Two other elements of the plan, involving space security and safety and critical program challenges, involve existing ESA programs. With regard to space and security, Aschbacher called for an analysis of the capacity and need of ESA member countries to “identify complementary activities”, which ESA may pursue at the next ministerial meeting.
A critical program challenge involves access to space. “International competition puts a lot of pressure on our launcher development,” he said. A short-term priority is to successfully introduce the Vega-C and Ariane 6 vehicles by 2022, but he said ESA should also think about future vehicles with technologies such as recyclability. This includes, he said, “encouraging competition to a greater extent than we have seen before.”
In the midst of these various programs, Aschbacher said that a fifth priority is to reshape ESA itself, noting that one-fifth of its employees are eligible to retire by 2025. Although these retirements mean a loss of expertise, he described it as a opportunity to bring people with knowledge of other domains as well as improve the diversity and gender balance of the Agency’s workforce.
All of these changes, he said, are intended to keep Europe competitive with other major space powers, including the United States and China. He noted that China was “very active”, but did not discuss specific options for cooperation, although ESA officials recently spoke with colleagues in China’s National Space Administration.

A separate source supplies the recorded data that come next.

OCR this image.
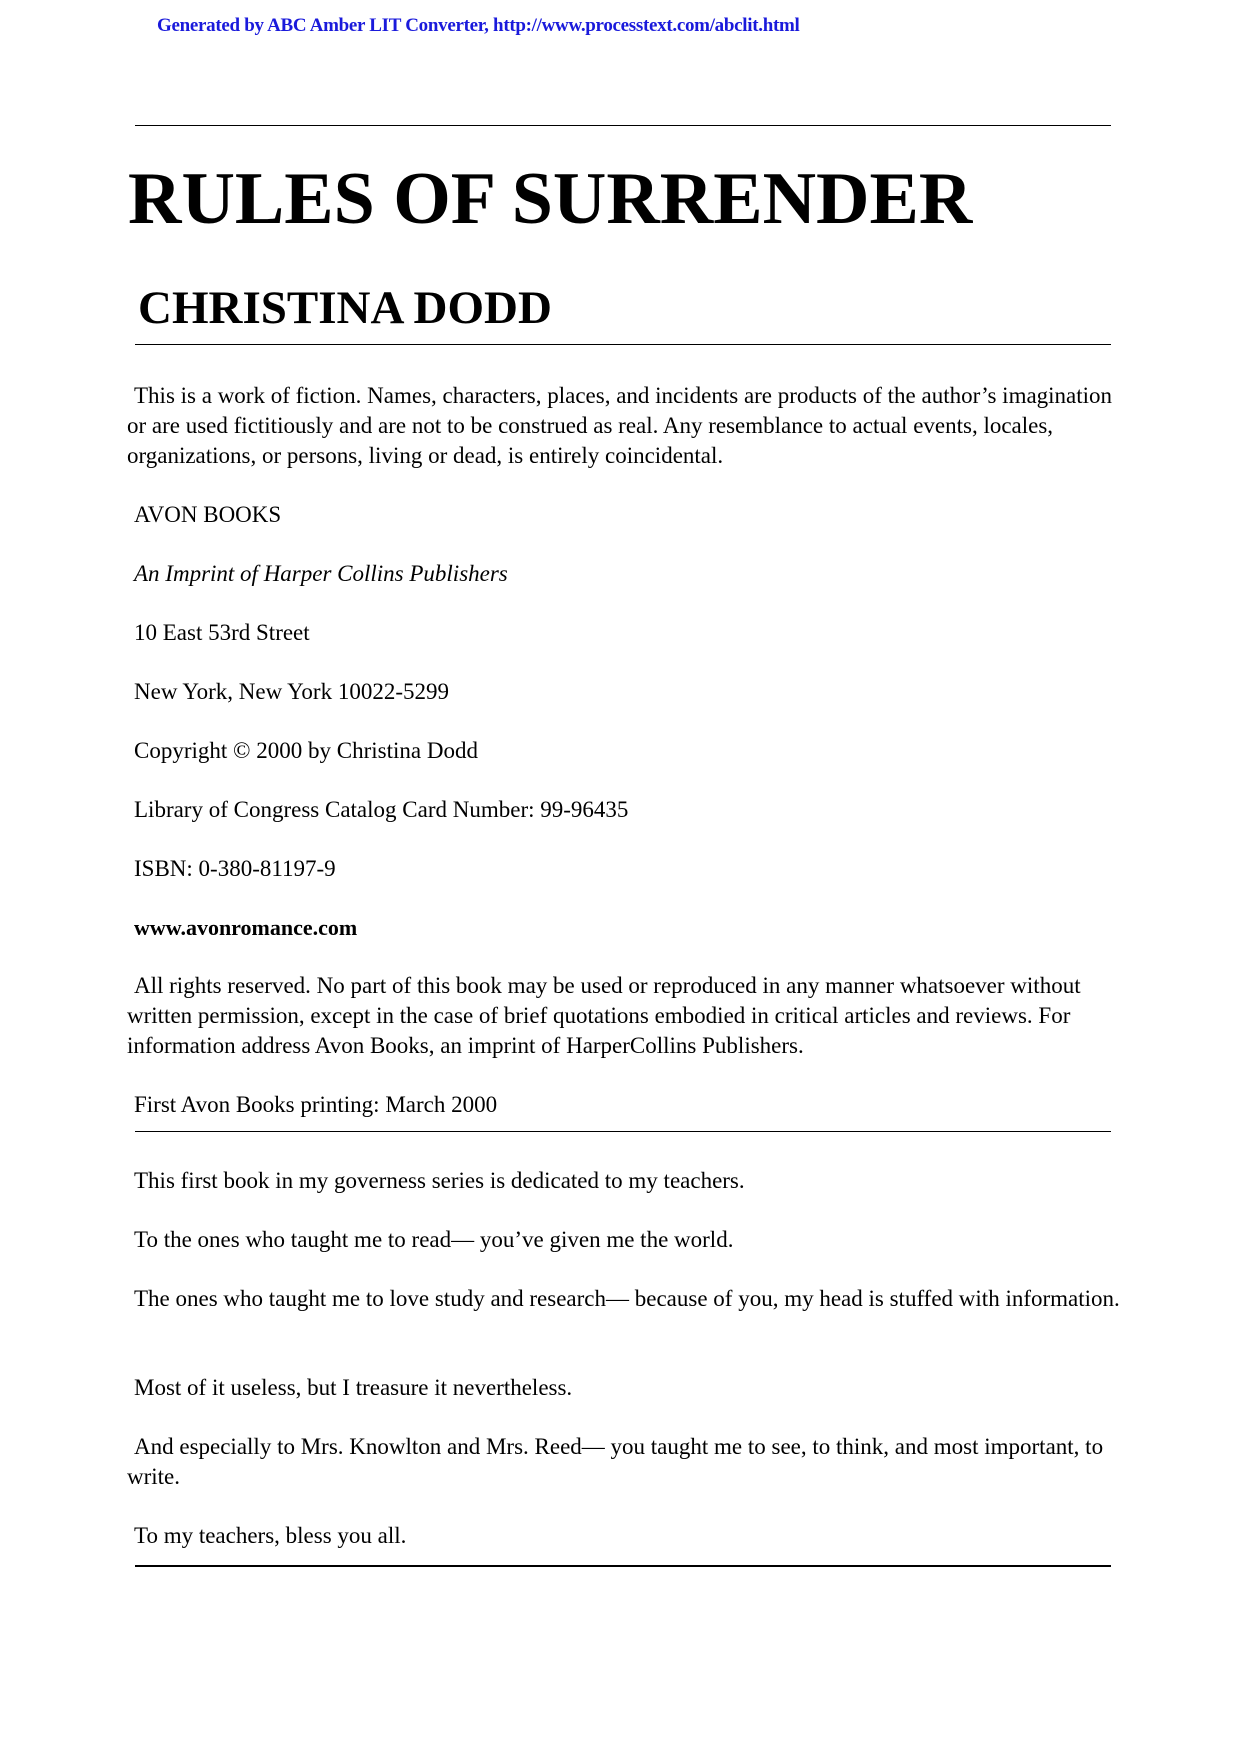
Generated by ABC Amber LIT Converter, http://www.processtext.com/abclit.html
RULES OF SURRENDER
CHRISTINA DODD

This is a work of fiction. Names, characters, places, and incidents are products of the author’s imagination or are used fictitiously and are not to be construed as real. Any resemblance to actual events, locales, organizations, or persons, living or dead, is entirely coincidental.

AVON BOOKS

An Imprint of Harper Collins Publishers

10 East 53rd Street

New York, New York 10022-5299

Copyright © 2000 by Christina Dodd

Library of Congress Catalog Card Number: 99-96435

ISBN: 0-380-81197-9

www.avonromance.com

All rights reserved. No part of this book may be used or reproduced in any manner whatsoever without written permission, except in the case of brief quotations embodied in critical articles and reviews. For information address Avon Books, an imprint of HarperCollins Publishers.

First Avon Books printing: March 2000

This first book in my governess series is dedicated to my teachers.

To the ones who taught me to read— you’ve given me the world.

The ones who taught me to love study and research— because of you, my head is stuffed with information.

Most of it useless, but I treasure it nevertheless.

And especially to Mrs. Knowlton and Mrs. Reed— you taught me to see, to think, and most important, to write.

To my teachers, bless you all.
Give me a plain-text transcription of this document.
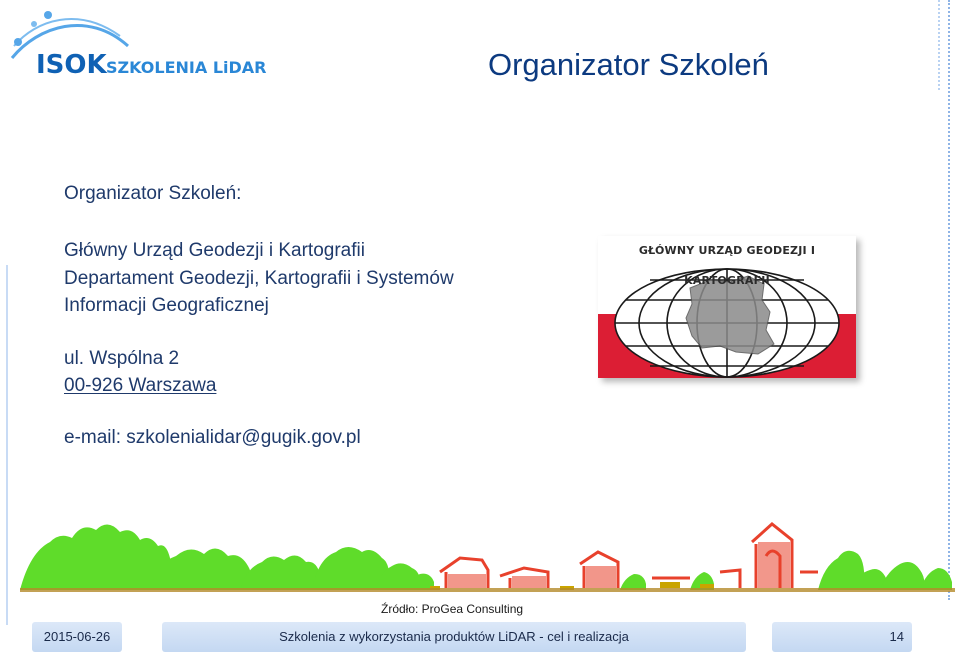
ISOK SZKOLENIA LiDAR	Organizator Szkoleń
Organizator Szkoleń:
Główny Urząd Geodezji i Kartografii
Departament Geodezji, Kartografii i Systemów
Informacji Geograficznej
ul. Wspólna 2
00-926 Warszawa
e-mail: szkolenialidar@gugik.gov.pl
GŁÓWNY URZĄD GEODEZJI I KARTOGRAFII
Źródło: ProGea Consulting
2015-06-26	Szkolenia z wykorzystania produktów LiDAR - cel i realizacja	14
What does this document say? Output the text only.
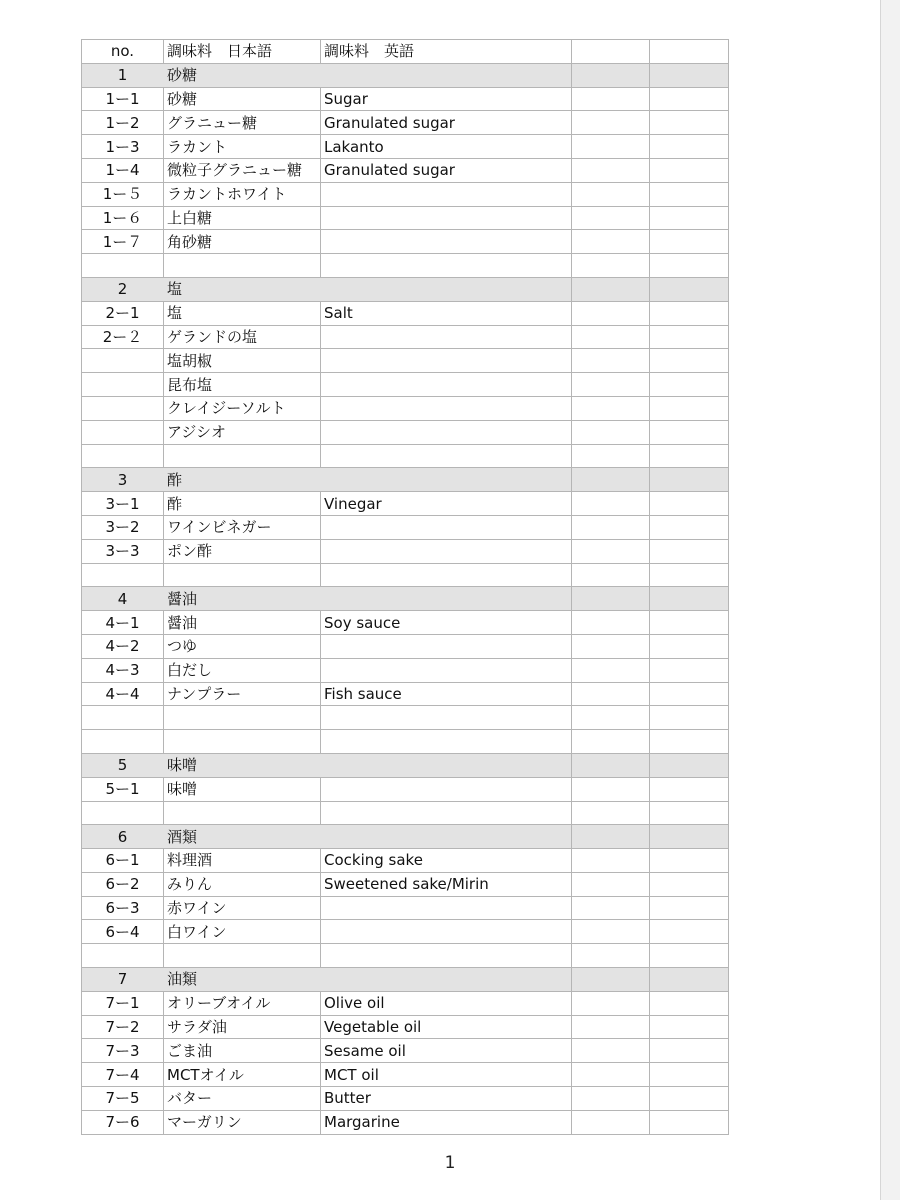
no.	調味料　日本語	調味料　英語		
1	砂糖			
1ー1	砂糖	Sugar		
1ー2	グラニュー糖	Granulated sugar		
1ー3	ラカント	Lakanto		
1ー4	微粒子グラニュー糖	Granulated sugar		
1ー５	ラカントホワイト			
1ー６	上白糖			
1ー７	角砂糖			

2	塩			
2ー1	塩	Salt		
2ー２	ゲランドの塩			
	塩胡椒			
	昆布塩			
	クレイジーソルト			
	アジシオ			

3	酢			
3ー1	酢	Vinegar		
3ー2	ワインビネガー			
3ー3	ポン酢			

4	醤油			
4ー1	醤油	Soy sauce		
4ー2	つゆ			
4ー3	白だし			
4ー4	ナンプラー	Fish sauce		

5	味噌			
5ー1	味噌			

6	酒類			
6ー1	料理酒	Cocking sake		
6ー2	みりん	Sweetened sake/Mirin		
6ー3	赤ワイン			
6ー4	白ワイン			

7	油類			
7ー1	オリーブオイル	Olive oil		
7ー2	サラダ油	Vegetable oil		
7ー3	ごま油	Sesame oil		
7ー4	MCTオイル	MCT oil		
7ー5	バター	Butter		
7ー6	マーガリン	Margarine		
1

One day before the release of ESA Agenda 2025, Aschbacher spoke with Steve Jurczyk, NASA’s acting administrator, to confirm their collaboration on a wide range of science and human spaceflight. “From my perspective, I want a stronger relationship with NASA,” he said. “There are plenty of opportunities on the horizon.” He added that improving US-EU relations under the Biden administration could also offer new opportunities for space cooperation.